LES OEUVRES PHILANTHROPIQUES
du Petit Journal


La vaccination gratuite contre la variole dans le grand hall du Petit Journal

De toutes les initiatives prises par le Petit Journal, initiatives si utiles, si désintéressées, si hautement philanthropiques et démocratiques, celle qui consistait à protéger la santé publique, en aidant nos sommités médicales dans leur lutte contre la propagation de la variole n'apparaît-elle pas comme l'une des plus heureuses ?
Il a suffi que quelques cas inquiétants fussent signalés dans certains quartiers de Paris pour que le grand organe populaire, à qui l'on doit déjà tant d'oeuvres pratiques et bienfaisantes, sonnât l'alarme.
Ainsi qu'aux temps lointains du moyen âge, où le beffroi, à l'approche de l'ennemi, appelait les habitants du bourg et leur offrait la protection de sa citadelle, le Petit Journal a appelé à lui tous ceux qui ont le souci de ce bien précieux qu'est la santé et leur a offert, gratuitement, le moyen d'échapper à l'ennemi, c'est-à-dire à l'épidémie.
Il leur a dit, ici même, qu'ils trouveraient, dans son hôtel de la rue Lafayette, en même temps qu'un accueil amical, de savants médecins prêts à les vacciner ; il leur a dit l'utilité actuelle de cette précaution et la foule est accourue.
Notre intervention a obtenu un succès considérable, et c'est notre récompense.
Pendant deux séances, de trois heures chacune, nous avons eu sous les yeux un spectacle des plus intéressants, aussi touchant que pittoresque.
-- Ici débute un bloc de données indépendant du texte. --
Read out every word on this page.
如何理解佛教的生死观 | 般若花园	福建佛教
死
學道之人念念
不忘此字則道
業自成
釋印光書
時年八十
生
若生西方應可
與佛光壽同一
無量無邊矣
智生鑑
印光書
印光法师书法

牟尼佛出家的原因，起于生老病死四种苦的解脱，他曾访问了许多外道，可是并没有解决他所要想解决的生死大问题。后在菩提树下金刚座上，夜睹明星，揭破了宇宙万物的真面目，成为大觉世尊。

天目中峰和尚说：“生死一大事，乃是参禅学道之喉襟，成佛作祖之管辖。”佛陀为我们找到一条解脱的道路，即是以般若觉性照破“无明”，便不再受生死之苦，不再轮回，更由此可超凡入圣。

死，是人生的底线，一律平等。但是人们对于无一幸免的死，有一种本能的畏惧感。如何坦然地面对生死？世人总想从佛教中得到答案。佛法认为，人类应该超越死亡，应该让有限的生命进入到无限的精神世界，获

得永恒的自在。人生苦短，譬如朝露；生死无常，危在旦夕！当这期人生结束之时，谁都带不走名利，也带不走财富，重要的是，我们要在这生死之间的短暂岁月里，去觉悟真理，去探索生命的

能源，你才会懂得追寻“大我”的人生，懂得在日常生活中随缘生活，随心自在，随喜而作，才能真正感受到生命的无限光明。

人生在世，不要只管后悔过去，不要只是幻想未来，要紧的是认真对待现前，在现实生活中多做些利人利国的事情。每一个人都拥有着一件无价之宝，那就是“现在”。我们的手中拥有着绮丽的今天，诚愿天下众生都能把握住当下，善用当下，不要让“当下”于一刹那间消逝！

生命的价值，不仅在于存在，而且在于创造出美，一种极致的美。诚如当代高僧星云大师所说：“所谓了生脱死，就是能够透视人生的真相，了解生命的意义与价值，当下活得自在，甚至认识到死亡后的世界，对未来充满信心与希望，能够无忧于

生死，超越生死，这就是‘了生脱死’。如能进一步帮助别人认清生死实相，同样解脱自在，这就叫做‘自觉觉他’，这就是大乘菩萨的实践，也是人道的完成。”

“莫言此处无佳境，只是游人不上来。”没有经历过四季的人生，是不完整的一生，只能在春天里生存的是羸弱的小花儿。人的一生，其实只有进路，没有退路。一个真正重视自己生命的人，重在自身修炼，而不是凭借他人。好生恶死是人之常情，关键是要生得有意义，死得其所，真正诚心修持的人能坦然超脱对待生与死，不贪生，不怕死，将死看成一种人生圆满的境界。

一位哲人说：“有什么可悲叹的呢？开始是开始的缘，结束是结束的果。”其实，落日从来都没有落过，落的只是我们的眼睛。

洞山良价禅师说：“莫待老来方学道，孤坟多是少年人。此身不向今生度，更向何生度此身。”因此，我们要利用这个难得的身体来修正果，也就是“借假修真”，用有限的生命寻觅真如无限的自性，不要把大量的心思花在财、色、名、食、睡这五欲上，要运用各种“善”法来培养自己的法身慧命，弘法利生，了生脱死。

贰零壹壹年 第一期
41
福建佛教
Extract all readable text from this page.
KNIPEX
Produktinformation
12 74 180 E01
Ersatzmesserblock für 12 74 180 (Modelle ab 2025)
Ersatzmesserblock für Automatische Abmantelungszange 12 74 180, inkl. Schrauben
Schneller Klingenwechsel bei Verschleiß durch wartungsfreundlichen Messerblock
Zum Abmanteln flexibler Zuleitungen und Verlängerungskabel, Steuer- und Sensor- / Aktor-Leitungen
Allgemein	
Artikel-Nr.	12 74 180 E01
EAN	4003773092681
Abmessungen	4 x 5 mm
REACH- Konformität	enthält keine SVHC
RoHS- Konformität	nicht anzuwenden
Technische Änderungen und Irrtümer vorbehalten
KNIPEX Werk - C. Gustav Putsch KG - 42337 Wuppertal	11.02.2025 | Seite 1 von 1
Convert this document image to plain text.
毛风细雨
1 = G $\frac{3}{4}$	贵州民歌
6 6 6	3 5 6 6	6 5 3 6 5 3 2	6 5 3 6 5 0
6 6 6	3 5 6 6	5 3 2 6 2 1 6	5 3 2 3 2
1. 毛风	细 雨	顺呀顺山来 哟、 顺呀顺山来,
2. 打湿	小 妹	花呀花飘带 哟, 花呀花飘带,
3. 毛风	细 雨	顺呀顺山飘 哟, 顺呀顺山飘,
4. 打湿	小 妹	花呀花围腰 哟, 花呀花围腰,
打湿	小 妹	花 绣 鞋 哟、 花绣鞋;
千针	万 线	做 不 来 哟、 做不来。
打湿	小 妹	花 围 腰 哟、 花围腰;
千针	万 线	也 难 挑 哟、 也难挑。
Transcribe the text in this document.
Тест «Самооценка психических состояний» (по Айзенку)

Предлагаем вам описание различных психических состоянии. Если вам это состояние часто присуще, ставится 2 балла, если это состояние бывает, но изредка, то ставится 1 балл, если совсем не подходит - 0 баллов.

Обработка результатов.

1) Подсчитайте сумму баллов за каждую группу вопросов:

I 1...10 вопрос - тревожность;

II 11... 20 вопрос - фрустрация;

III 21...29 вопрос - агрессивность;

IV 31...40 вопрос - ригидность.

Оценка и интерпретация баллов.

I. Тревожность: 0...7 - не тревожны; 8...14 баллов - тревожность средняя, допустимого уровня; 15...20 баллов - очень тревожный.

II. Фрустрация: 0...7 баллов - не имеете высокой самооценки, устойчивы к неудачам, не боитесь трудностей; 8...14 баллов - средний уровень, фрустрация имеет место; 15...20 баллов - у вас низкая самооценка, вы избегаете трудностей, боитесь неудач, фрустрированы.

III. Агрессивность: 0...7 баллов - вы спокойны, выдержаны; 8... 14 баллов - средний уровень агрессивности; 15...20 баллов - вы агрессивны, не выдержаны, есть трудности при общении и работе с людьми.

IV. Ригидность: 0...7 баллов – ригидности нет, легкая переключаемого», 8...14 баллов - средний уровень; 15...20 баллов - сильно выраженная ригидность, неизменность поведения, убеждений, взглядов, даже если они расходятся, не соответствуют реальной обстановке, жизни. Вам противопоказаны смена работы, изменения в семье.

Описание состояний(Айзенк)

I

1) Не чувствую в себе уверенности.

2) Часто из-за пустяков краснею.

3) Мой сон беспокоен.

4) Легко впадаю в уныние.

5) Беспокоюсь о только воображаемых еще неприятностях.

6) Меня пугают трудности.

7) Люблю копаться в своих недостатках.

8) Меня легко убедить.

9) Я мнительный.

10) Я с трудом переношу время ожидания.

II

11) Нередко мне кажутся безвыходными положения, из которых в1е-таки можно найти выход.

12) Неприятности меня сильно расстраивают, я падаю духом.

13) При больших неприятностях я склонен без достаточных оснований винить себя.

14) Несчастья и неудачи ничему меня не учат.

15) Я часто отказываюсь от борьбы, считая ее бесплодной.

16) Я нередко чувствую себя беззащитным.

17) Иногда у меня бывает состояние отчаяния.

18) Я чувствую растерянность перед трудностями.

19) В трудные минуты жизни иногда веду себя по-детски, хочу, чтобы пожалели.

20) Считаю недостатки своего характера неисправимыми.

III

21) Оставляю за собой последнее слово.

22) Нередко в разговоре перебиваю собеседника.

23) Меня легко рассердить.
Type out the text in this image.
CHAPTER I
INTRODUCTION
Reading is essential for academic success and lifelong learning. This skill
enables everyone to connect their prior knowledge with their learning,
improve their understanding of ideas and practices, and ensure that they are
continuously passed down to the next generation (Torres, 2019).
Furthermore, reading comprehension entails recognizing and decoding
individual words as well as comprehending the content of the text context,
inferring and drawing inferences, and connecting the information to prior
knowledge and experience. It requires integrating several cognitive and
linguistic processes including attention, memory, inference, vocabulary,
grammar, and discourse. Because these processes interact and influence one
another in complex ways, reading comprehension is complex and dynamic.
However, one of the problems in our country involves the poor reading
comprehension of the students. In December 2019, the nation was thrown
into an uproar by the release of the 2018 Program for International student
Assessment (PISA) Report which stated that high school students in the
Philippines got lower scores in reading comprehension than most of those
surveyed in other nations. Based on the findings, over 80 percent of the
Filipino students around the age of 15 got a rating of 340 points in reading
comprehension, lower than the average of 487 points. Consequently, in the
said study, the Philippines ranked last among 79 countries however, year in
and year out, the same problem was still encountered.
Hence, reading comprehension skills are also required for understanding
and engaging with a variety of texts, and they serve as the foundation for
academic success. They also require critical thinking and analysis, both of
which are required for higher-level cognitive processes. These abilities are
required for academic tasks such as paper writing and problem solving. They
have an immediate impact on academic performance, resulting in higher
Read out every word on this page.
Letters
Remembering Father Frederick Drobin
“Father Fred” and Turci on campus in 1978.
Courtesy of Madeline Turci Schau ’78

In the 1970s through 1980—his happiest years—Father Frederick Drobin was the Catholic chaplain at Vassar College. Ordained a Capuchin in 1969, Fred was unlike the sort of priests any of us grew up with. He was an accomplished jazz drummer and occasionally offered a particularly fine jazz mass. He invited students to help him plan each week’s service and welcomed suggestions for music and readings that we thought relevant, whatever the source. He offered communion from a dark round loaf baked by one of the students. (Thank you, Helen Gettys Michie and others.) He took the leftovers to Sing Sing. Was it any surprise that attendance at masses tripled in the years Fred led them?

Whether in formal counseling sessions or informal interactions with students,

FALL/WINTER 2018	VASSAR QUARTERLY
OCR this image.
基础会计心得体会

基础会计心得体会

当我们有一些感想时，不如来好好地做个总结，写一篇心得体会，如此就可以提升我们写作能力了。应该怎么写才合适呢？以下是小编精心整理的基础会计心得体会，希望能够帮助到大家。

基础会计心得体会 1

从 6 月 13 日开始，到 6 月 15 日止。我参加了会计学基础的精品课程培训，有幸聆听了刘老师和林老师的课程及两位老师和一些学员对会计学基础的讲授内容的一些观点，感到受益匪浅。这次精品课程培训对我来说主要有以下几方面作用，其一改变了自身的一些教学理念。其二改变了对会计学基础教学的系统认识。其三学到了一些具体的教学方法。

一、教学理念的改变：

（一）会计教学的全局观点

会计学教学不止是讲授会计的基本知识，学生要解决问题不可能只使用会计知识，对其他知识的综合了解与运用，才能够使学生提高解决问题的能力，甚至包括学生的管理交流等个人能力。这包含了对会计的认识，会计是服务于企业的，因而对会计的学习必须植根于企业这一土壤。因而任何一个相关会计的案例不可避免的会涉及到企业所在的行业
Jamais l'immense hôtel du Petit Journal n'avait servi de cadre à plus saisissante manifestation.
Le vaste hall qui s'ouvre sur la rue Cadet a été vite encombré par les nombreux Parisiens qui avaient répondu à notre invitation.
Au pied du grand escalier d'honneur qui conduit à notre Salle des Fêtes, armés de leurs lancettes, se tenaient M. Chambon, le célèbre introducteur de la vaccination animale en France, et les éminents docteurs Saint-Yves Ménard, membre de l'Académie de médecine, et André
Fasquelle, directeur de l'institut de vaccine animale de la rue Ballu.
Près d'eux était une jolie petite génisse limousine, à la robe rousse, qui, au milieu de la curiosité générale, venait de descendre de sa voiture spéciale.


Avant même qu'une seule piqûre fût faite au bras de l'un des assistants, cette petite génisse, auxiliaire involontaire des princes de la science, a été l'objet de témoignages de sympathie, car elle semblait, aux tout petits, souriant dans les bras des mères, un gros et magnifique joujou comme le bonhomme Noël n'en apporte pas, et des mains enfantines l'applaudirent.
Toutes les conditions sociales, tous les âges étaient représentés là; il y avait des nourrissons et il y avait des vieillards; de gentilles « Parisiennettes », à l'air déluré, aux yeux moqueurs, coudoyaient de graves grands-père aux cheveux blancs qui commentaient avec éloges les réalisations bienfaisantes du Petit Journal.
Dans un coin, deux petites ouvrières se disputaient en riant:
- Passe la première !
- :Non, à toi, tu es l'aînée!
- Eh bien ! Passons en même temps.

Et toutes deux, la manche retroussée, offrirent leur bras à la lancette, l'une à celle du docteur Chambon, qui souriait paternellement, l'autre à celle du docteur Fasquelle, non moins amusé que son confrère.
Et puis, hélas ! ce fut un gros, gros chagrin ! Un bébé d'un an eut peur des vaccinateurs et se mit à pousser des cris perçants. Et la maman -- ah ! les mamans ! - avait aussi presque envie de pleurer, en regardant le bras rond, dodu, du poupon qu'on allait piquer. Un peu de plus, elle serait repartie:
- Voyons ! madame, un peu de courage, lui dit le docteur Fasquelle. Ce n'est rien ! il ne s'agit pas d'une opération.
Le Petit Journal enregistre avec joie l'empressement avec lequel le public parisien a répondu à son appel, et il est heureux d'avoir ajouté une bonne oeuvre nouvelle à la longue liste de toutes celles qu'il a fondées.

N. B. -Il y aura deux nouvelles séances de vaccination gratuites contre la variole : vendredi 18 août, de 8 heures à 10 heures du soir, et le mardi suivant, 22 août, de 2 h. 1 /2 à 6 heures.